INFP Brother or Sister: What INFPs are Like as a Sibling
When it comes to being a sibling there are certain ups and downs even in the best of relationships. Some people are naturally better at drawing close to their siblings, and don’t have this desire to fight with them all of the time. For most people, sibling rivalry is a very real thing, but that doesn’t mean that they don’t still love and care for them deeply. There is a very unique bond between siblings, one which can be deeply meaningful and rewarding. Of course not everyone has the same connection with their siblings, but there are certain personality traits which might make it easier for people to communicate with their brothers or sisters.
INFPs have their own unique set of traits which make them good siblings, but some which can be challenging as well. The things about siblings is they are stuck living with one another for a certain amount of years, which can certainly cause tension and strain on their relationships. Being that close to someone all of the time certainly makes things interesting, and for the INFP there are things which can be challenging because of it. Here are just a few things you should know about the INFP siblings and how they behave in this role.
The Good
INFPs are naturally supportive and good listeners, who enjoy being there for the ones they love. When their siblings are in need of help or someone who show their support, the INFP will always be there for them. They don’t mind listening to them vent and will do their best to give advice when need be. They are extremely loyal people who will do anything for the ones they love. This sense of loyalty and connection is definitely part of what makes the INFP capable of being great siblings. They will always be there for their family, especially if that family treats them with kindness and respect. The better they are treated, the more the INFP will go out of their way to help those around them, especially family.
INFPs also don’t judge their siblings, which is something that makes them feel more understood. They will listen to them talk about their hobbies and what makes them different, and often enjoy those parts of them. They don’t want to change the people close to them, instead they accept them for who they are. Even if their siblings are a bit unusual or are interested in things people don’t find “normal” the INFP likely admires that about them. They won’t waste time trying to change their siblings, they just want them to feel confident in who they are and feel safe being themselves. This support is definitely a wonderful thing, which makes the INFP great at being there for their siblings.
The Bad
INFPs do require lots of time to themselves which can be challenging at times for their family. If they have siblings who enjoy sharing and talking a lot, this can become exhausting for them after a while. INFPs really care about their family and want to be supportive, but they still need time alone to themselves to recharge. Needing this time means that the INFP can become on edge or short-tempered with their household environment. They can become overwhelmed and drained if they don’t get the time to themselves that they desperately need. While in one moment they find themselves being supportive and talkative, the next the INFP can be exhausted and distant. This isn’t because they don’t want to interact, it is simply because they need this time to themselves.
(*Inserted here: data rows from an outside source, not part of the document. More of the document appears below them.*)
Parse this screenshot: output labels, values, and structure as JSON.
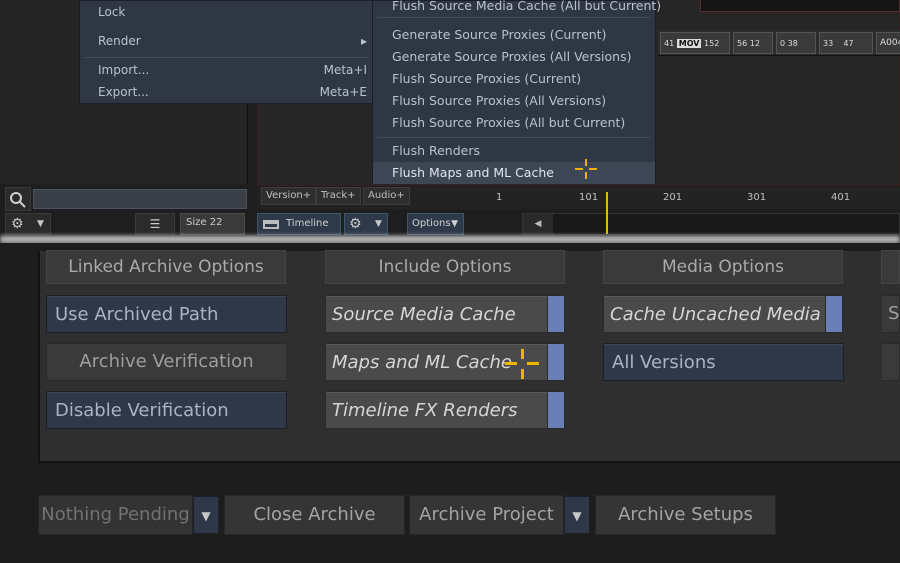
{
  "menu_left": {
    "items": [
      {
        "label": "Lock",
        "shortcut": ""
      },
      {
        "label": "Render",
        "shortcut": "▸"
      },
      {
        "label": "Import...",
        "shortcut": "Meta+I"
      },
      {
        "label": "Export...",
        "shortcut": "Meta+E"
      }
    ]
  },
  "menu_right": {
    "items": [
      {
        "label": "Flush Source Media Cache (All but Current)"
      },
      {
        "label": "Generate Source Proxies (Current)"
      },
      {
        "label": "Generate Source Proxies (All Versions)"
      },
      {
        "label": "Flush Source Proxies (Current)"
      },
      {
        "label": "Flush Source Proxies (All Versions)"
      },
      {
        "label": "Flush Source Proxies (All but Current)"
      },
      {
        "label": "Flush Renders"
      },
      {
        "label": "Flush Maps and ML Cache"
      }
    ],
    "highlighted_index": 7
  },
  "left_panel": {
    "search_placeholder": "",
    "size_label": "Size 22"
  },
  "clip_strip": {
    "clips": [
      {
        "a": "41",
        "badge": "MOV",
        "b": "152"
      },
      {
        "a": "56",
        "badge": "",
        "b": "12"
      },
      {
        "a": "0",
        "badge": "",
        "b": "38"
      },
      {
        "a": "33",
        "badge": "",
        "b": "47"
      },
      {
        "a": "A004",
        "badge": "",
        "b": ""
      }
    ]
  },
  "track_bar": {
    "buttons": [
      "Version+",
      "Track+",
      "Audio+"
    ],
    "ruler_ticks": [
      "1",
      "101",
      "201",
      "301",
      "401"
    ]
  },
  "timeline_row": {
    "timeline_label": "Timeline",
    "options_label": "Options"
  },
  "archive_panel": {
    "columns": [
      {
        "heading": "Linked Archive Options"
      },
      {
        "heading": "Include Options"
      },
      {
        "heading": "Media Options"
      }
    ],
    "linked": {
      "use_archived_path": "Use Archived Path",
      "archive_verification": "Archive Verification",
      "disable_verification": "Disable Verification"
    },
    "include": {
      "source_media_cache": "Source Media Cache",
      "maps_ml_cache": "Maps and ML Cache",
      "timeline_fx_renders": "Timeline FX Renders"
    },
    "media": {
      "cache_uncached_media": "Cache Uncached Media",
      "all_versions": "All Versions"
    },
    "partial_right": "S"
  },
  "bottom_bar": {
    "nothing_pending": "Nothing Pending",
    "close_archive": "Close Archive",
    "archive_project": "Archive Project",
    "archive_setups": "Archive Setups"
  },
  "colors": {
    "toggle_on": "#6b7fb7",
    "menu_bg": "#2f3744",
    "cursor": "#f0b400",
    "playhead": "#e2b800"
  }
}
INFPs also aren’t great with following rules or keeping things organized a certain way. They have their own process for doing things, and this can sometimes be frustrating for others. The INFP will often try to do their best to make others happy but at the same time they have to be themselves. Sometimes INFPs can be a little disorganized and prefer to do things on their own terms. This can be frustrating for their loved ones at times, since siblings might want a little more organization around them. They might become frustrating with their INFP sibling who doesn’t really know how to keep up with certain rules. This inability to focus on rules can be a strain on some relationships, especially if their siblings are very organized people who don’t like deviating from rules and prefer to keep things a certain way. INFPs don’t do this to be upsetting, they just need to follow their own path.
Communication
Communication is key when it comes to any relationship, and INFPs do enjoy being able to connect and communicate their feelings. The only time they struggle with communication is when they feel a lot of tension and the conversation is turning into a serious fight. INFPs do sometimes avoid discord and don’t like when things become negative or upsetting. This is something which can cause issues at times, especially if the INFP doesn’t learn to overcome their dislike of arguments. When they need to simply share feelings in a more relaxed environment they are good at opening up and communicating with their siblings. They want to be able to share things and not feel distance, and so they do their best to be as honest as possible.
Ways to Improve
The best way for the INFP to improve their sibling connections is by being more capable of handling discord without completely avoiding it. Sometimes things are going to get tense, especially between siblings. They need to stop becoming so upset by this and instead learn to take it as it comes. INFPs can also benefit from learning how to respect the rules placed by their siblings, especially if these boundaries are deeply important to them. They do care about their loved ones and so INFPs are often willing to adapt and change in order to make things better.